Sono bastati 2 mesi difficili, qualche risultato non all'altezza delle aspettative, per far precitare l'indice di gradimento di Simone Inzaghi alla piazza nerazzurra. Ancora una volta, il mondo Inter si trova ad interrogarsi sulla bravura dell'allenatore. È successo a Mancini, a Spalletti, persino a Conte e Mourinho (dopo l'eliminazione dalla Champions del 2009) e ora tocca anche a Simone Inzaghi sebbene, mai come quest'anno, l'allenatore interista abbia alibi da vendere. 

L'Inter però avrebbe ben altri problemi da risolver, a cominciare una società che ormai ha tirato i remi in barca e "pretende" che la società nerazzurra si sostenga da sola, camminando con le proprie gambe. E se questo da un lato risulta un obiettivo ammirevole che Suning si è prefissata per garantire la sostenibilità e il futuro dell'Inter, dall'altra parte sorge spontaneo chiedersi perché la proprietà non abbia fatto una virata decisa verso l'abbattimento dei costi di gestione (solo in piccola parte ridotti dal 2020 ad oggi) e perché si continui a dare il placet a Marotta e Ausilio per chiudere operazioni tutt'altro che futuribili come gli arrivi di Kolarov, Vidal, Dzeko, Sanchez. A costo zero certo, ma i tre calciatori sono costati oltre 40 milioni lordi in 2 anni e, difensore serbo a parte, hanno tutti il contratto fino al 2023.

Perché Zhang non impone una sterzata al progetto tecnico con un cambiamento anche nel modus operandi della società nel prendere alcuni calciatori (insensati in questi anni, ad esempio, gli acquisti di Correa, seconda punta che all'Inter non serviva avendo solo Dzeko come centravanti di riferimento e Lazaro, un ex trequartista trasformato in ala all'Hertha Berlino che nel 3-5-2 di Conte non aveva assolutamente collocazione tattica). È su questo che chi deve analizzare la situazione dell'Inter deve principalmente focalizzarsi perché il campo è essenzialmente il risultato di ciò che costruisci nelle fondamenta, con una coerenza societaria che deve manifestarsi nelle scelte fatte sul mercato. Assurdo è che l'Inter non abbia un vice Brozovic, l'ultimo regista basso da centrocampo a 3 presente in rosa che poteva alternarsi al croato è addirittura Borja Valero, dopodiché il vuoto.
Nel mentre, si è preso Vidal (pur avendo già Barella e Vecino), si è tenuto Gagliardini mediano da centrocampo a 2 che non ha una collocazione adatta al centrocampo a 3 perché troppo lento per fare la mezzala e non un regista che può impostare dal basso, si è dato via in prestito Sensi col risultato che anche Calhanoglu non ha un'alternativa. E la situazione non è migliore in attacco: chi ha visto giocare Lautaro nel 2018/2019 sapeva già che non è una prima punta (almeno non in Serie A). Il Toro è una "prima punta e mezzo", un attaccante fisico che però deve gravitare attorno ad un riferimento come faceva con Lukaku per potersi esprimere al meglio. Lautaro trae forza dalla possibilità di dialogare con l'altra punta, è così che può essere pericolo. Con Dzeko non c'è intesa, le due punte son sempre distanti ma d'altronde Dzeko è un regista offensivo, un organizzatore di gioco, non una "boa". E in panchina le alternative sono due seconde punte, col risultato che Inzaghi non può mai far a meno di Dzeko perché altrimenti la squadra fatica a salire.
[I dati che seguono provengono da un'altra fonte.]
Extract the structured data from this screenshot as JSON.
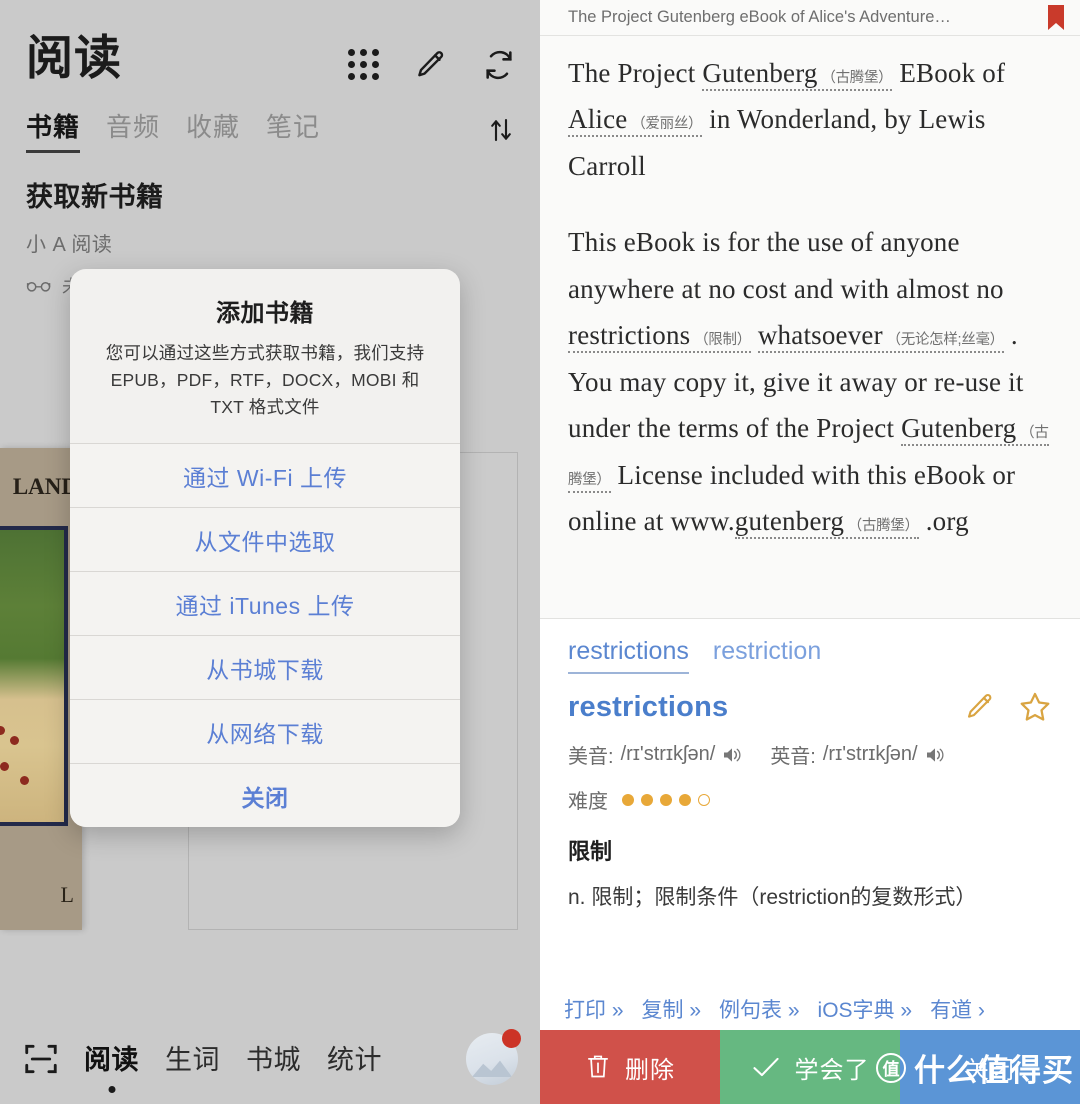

Insomma, l'Inter ha tantissime incongruenze di natura tecnico-tattica nella sua rosa, diventa così difficile lavorare e tirar fuori il massimo soprattutto se poi iniziano a venir fuori gli infortuni senza i quali già Conte, ma in parte anche Inzaghi, aveva mascherato i limiti di un progetto poco chiaro. Zhang ormai è proprietario dell'Inter da 6 anni, Marotta ed Ausilio sono dirigenti navigati, non commettano l'errore di non mettersi in discussione perché, seppur con qualche limite caratteriale, Inzaghi resta forse il miglior allenatore che l'Inter può permettersi attualmente.